BATERA. Plusieurs maires sont favorables au projet de consultation, contre l'avis du préfet
La réforme des collectivités territoriales s'est invitée au débat le jeudi 4 février, lors de la dernière réunion du Conseil communautaire de Soule. À l'heure des questions diverses, lorsque le projet de consultation de la plateforme Batera (1) a été abordé par le vice-président Jean-Pelle Iriart.

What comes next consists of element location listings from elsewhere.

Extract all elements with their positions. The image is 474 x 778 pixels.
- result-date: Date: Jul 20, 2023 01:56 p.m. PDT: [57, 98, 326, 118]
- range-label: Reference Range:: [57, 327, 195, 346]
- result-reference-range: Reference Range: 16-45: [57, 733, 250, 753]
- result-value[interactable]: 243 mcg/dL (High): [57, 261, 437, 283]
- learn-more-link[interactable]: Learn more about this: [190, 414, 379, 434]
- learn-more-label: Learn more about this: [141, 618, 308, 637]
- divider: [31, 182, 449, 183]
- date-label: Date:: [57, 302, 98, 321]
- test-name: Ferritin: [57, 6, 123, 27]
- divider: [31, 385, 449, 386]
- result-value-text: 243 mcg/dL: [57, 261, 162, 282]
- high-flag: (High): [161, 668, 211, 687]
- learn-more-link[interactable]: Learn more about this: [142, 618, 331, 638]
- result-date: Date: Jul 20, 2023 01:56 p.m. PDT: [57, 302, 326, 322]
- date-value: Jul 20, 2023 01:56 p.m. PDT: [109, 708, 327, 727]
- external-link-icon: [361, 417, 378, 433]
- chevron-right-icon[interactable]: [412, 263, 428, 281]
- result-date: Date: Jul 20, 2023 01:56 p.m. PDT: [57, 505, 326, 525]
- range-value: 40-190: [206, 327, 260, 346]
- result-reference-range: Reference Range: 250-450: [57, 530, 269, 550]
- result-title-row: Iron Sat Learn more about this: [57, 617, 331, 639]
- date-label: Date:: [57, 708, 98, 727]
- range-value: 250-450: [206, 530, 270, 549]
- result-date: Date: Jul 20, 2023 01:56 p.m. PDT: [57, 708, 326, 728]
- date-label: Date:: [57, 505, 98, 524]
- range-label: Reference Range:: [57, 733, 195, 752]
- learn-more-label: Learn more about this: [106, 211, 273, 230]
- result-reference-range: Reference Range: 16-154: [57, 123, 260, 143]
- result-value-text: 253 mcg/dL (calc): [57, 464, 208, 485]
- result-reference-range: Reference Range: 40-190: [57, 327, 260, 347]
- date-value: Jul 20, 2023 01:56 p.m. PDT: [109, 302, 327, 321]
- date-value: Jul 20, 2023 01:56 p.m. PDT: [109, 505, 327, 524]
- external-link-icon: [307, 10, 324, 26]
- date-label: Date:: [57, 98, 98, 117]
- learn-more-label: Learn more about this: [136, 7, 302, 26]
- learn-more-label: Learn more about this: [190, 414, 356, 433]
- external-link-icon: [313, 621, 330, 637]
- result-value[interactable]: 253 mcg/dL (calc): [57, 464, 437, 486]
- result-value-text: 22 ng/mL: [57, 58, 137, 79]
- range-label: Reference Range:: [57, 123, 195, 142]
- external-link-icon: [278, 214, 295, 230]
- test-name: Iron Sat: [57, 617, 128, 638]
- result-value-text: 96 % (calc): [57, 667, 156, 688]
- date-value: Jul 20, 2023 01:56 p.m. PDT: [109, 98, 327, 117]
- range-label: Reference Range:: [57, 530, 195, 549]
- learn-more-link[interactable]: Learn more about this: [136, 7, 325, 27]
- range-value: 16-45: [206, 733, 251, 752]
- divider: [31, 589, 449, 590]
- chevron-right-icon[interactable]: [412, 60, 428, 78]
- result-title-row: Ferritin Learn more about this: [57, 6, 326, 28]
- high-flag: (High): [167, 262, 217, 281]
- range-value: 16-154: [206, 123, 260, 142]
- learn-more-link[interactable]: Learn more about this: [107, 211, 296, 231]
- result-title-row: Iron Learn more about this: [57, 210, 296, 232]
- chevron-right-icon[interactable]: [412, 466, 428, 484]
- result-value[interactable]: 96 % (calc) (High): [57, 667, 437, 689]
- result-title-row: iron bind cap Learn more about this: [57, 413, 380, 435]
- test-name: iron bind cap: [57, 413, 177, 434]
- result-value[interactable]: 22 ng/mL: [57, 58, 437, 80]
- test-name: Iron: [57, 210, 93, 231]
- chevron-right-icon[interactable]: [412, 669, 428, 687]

« La réforme prévoit la suppression des conseillers généraux et régionaux et la création d'un conseiller territorial qui siégera au Département et à la Région », a rappelé l'élu. Mais de
préciser que ce conseiller territorial serait choisi dans un bassin de population de 20 000 à 30 000 habitants. « Cette réforme, soit on la subit, soit on annonce clairement où on veut aller
», a suggéré celui qui est également maire d'Alos-Sibas-Abense-de-haut.
Une seule question
Pour lui, la question posée tombe à pic pour rendre les Souletins maîtres de leur destin. « Batera demande d'organiser cette consultation dans tous les villages du Pays basque avec cette simple question : ''Êtes-vous pour ou contre la création d'une collectivité territoriale pour le Pays basque ?'' », a précisé le haut Souletin.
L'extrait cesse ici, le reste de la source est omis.